Please note that Mommsen uses the AUC chronology (Ab Urbe Condita), i.e. from the founding of the City of Rome. You can use this reference table to have the B.C. dates
From: The History of Rome, by Theodor Mommsen
Translated with the sanction of the author by William Purdie Dickson
These were the results of the police system for securing order, as it was handled by the Roman senate and its officials in Italy and the provinces. While the task of getting quit of the proletariate demands and only too often transcends the whole power and wisdom of a government, its repression by measures of police on the other hand is for any larger commonwealth comparatively easy. It would be well with states, if the unpropertied masses threatened them with no other danger than that with which they are menaced by bears and wolves; only the timid and those who trade upon the silly fears of the multitude prophesy the destruction of civil order through servile revolts or insurrections of the proletariate.
But even to this easier task of restraining the oppressed masses the Roman government was by no means equal, notwithstanding the profound peace and the inexhaustible resources of the state. This was a sign of its weakness; but not of its weakness alone. By law the Roman governor was bound to keep the public roads clear and to have the robbers who were caught, if they were slaves, crucified; and naturally, for slavery is not possible without a reign of terror.

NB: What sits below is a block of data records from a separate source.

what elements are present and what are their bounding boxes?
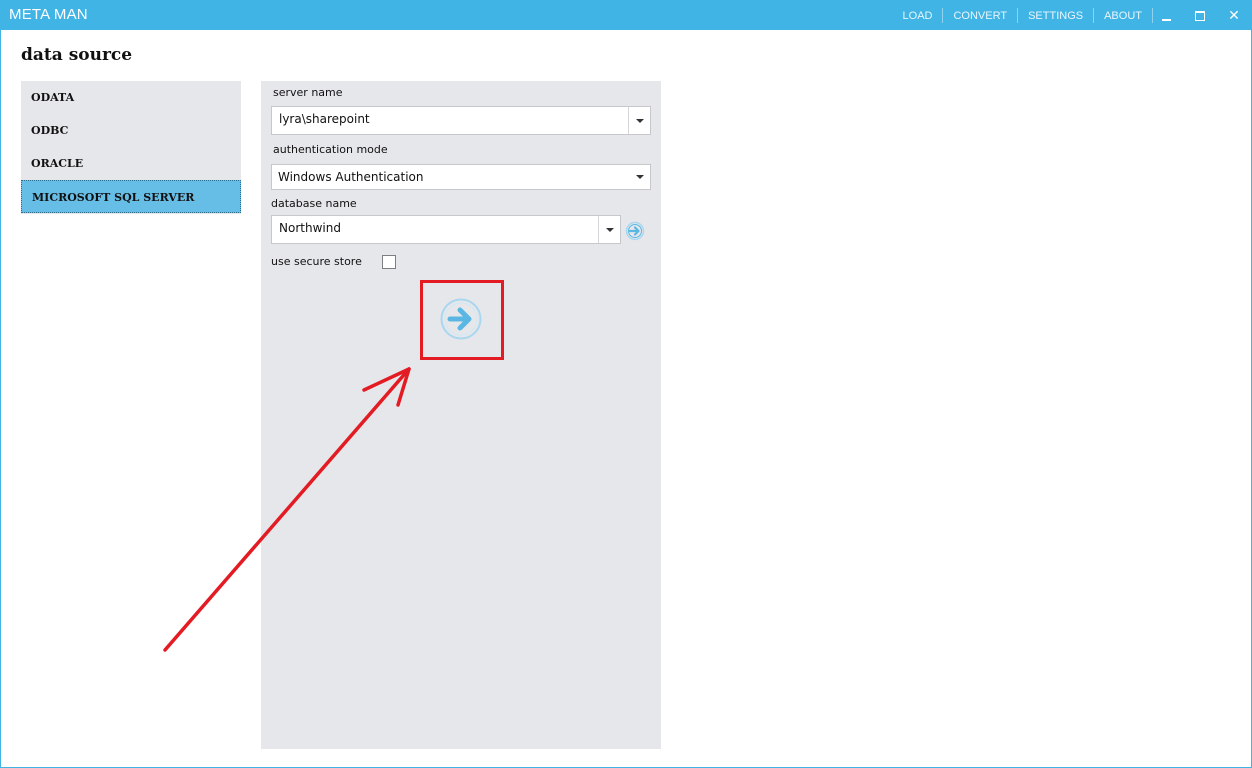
annotation-arrow-icon [163,367,411,652]
app-window: META MAN LOAD CONVERT SETTINGS ABOUT ✕ d… [0,0,1252,768]
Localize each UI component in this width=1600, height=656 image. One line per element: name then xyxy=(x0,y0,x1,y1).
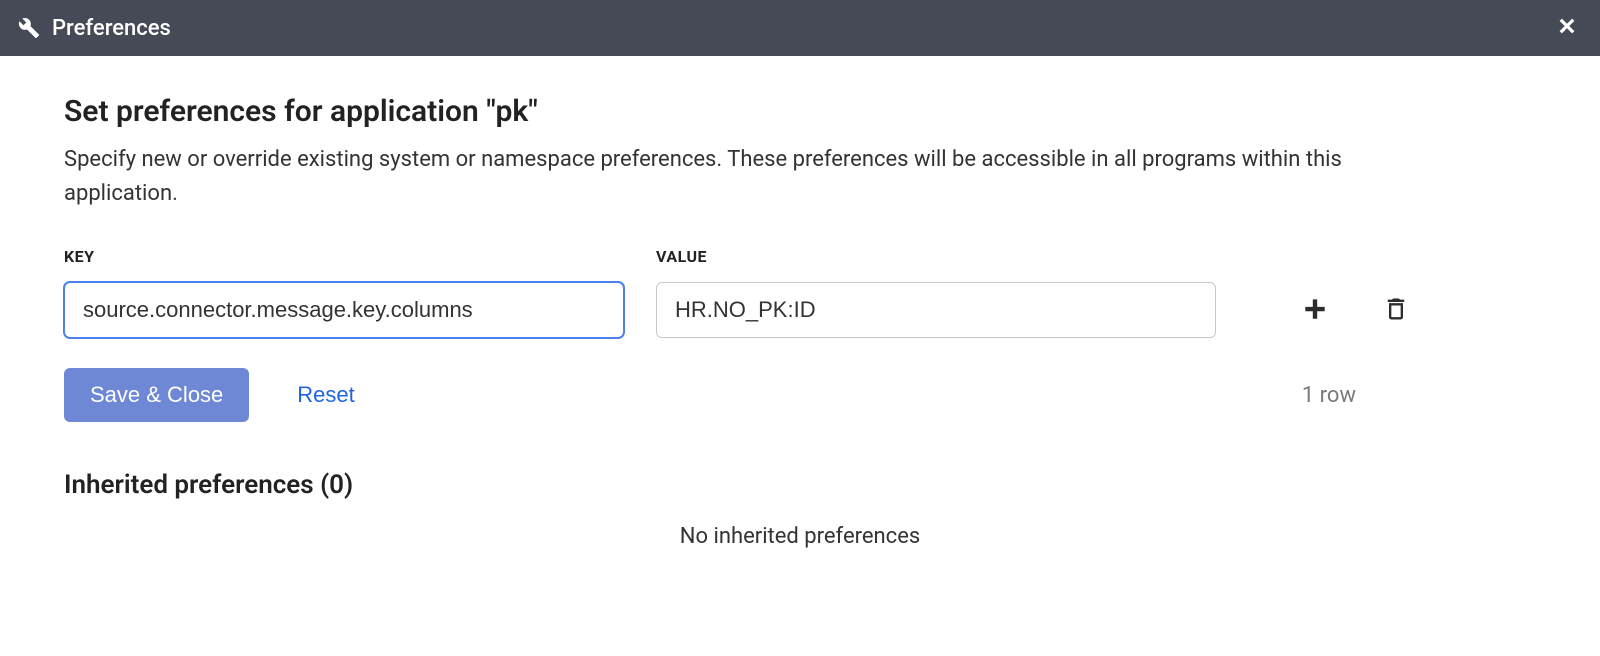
footer-row: Save & Close Reset 1 row xyxy=(64,368,1536,422)
footer-actions: Save & Close Reset xyxy=(64,368,355,422)
delete-row-button[interactable] xyxy=(1378,290,1414,331)
titlebar-left: Preferences xyxy=(18,16,171,41)
kv-header-row: KEY VALUE xyxy=(64,247,1536,266)
reset-button[interactable]: Reset xyxy=(297,382,354,408)
plus-icon xyxy=(1300,294,1330,327)
key-input[interactable] xyxy=(64,282,624,338)
add-row-button[interactable] xyxy=(1296,290,1334,331)
column-header-key: KEY xyxy=(64,247,95,266)
content-area: Set preferences for application "pk" Spe… xyxy=(0,56,1600,569)
wrench-icon xyxy=(18,17,40,39)
preference-row xyxy=(64,282,1536,338)
titlebar-title: Preferences xyxy=(52,16,171,41)
page-description: Specify new or override existing system … xyxy=(64,143,1344,211)
save-close-button[interactable]: Save & Close xyxy=(64,368,249,422)
column-header-value: VALUE xyxy=(656,247,707,266)
close-icon[interactable] xyxy=(1552,11,1582,45)
row-actions xyxy=(1296,290,1414,331)
value-input[interactable] xyxy=(656,282,1216,338)
titlebar: Preferences xyxy=(0,0,1600,56)
row-count-text: 1 row xyxy=(1302,383,1356,408)
page-title: Set preferences for application "pk" xyxy=(64,94,1536,129)
inherited-empty-message: No inherited preferences xyxy=(64,524,1536,549)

At this period in Sicily a razzia was occasionally doubtless set on foot by the governor, when the roads became too insecure; but, in order not to disoblige the Italian planters, the captured robbers were ordinarily given up by the authorities to their masters to be punished at their discretion; and those masters were frugal people who, if their slave-herdsmen asked clothes, replied with stripes and with the inquiry whether travellers journeyed through the land naked. The consequence of such connivance accordingly was, that OH the subjugation of the slave-revolt the consul Publius Rupilius ordered all that came into his hands alive--it is said upwards of 20,000 men--to be crucified. It was in truth no longer possible to spare capital.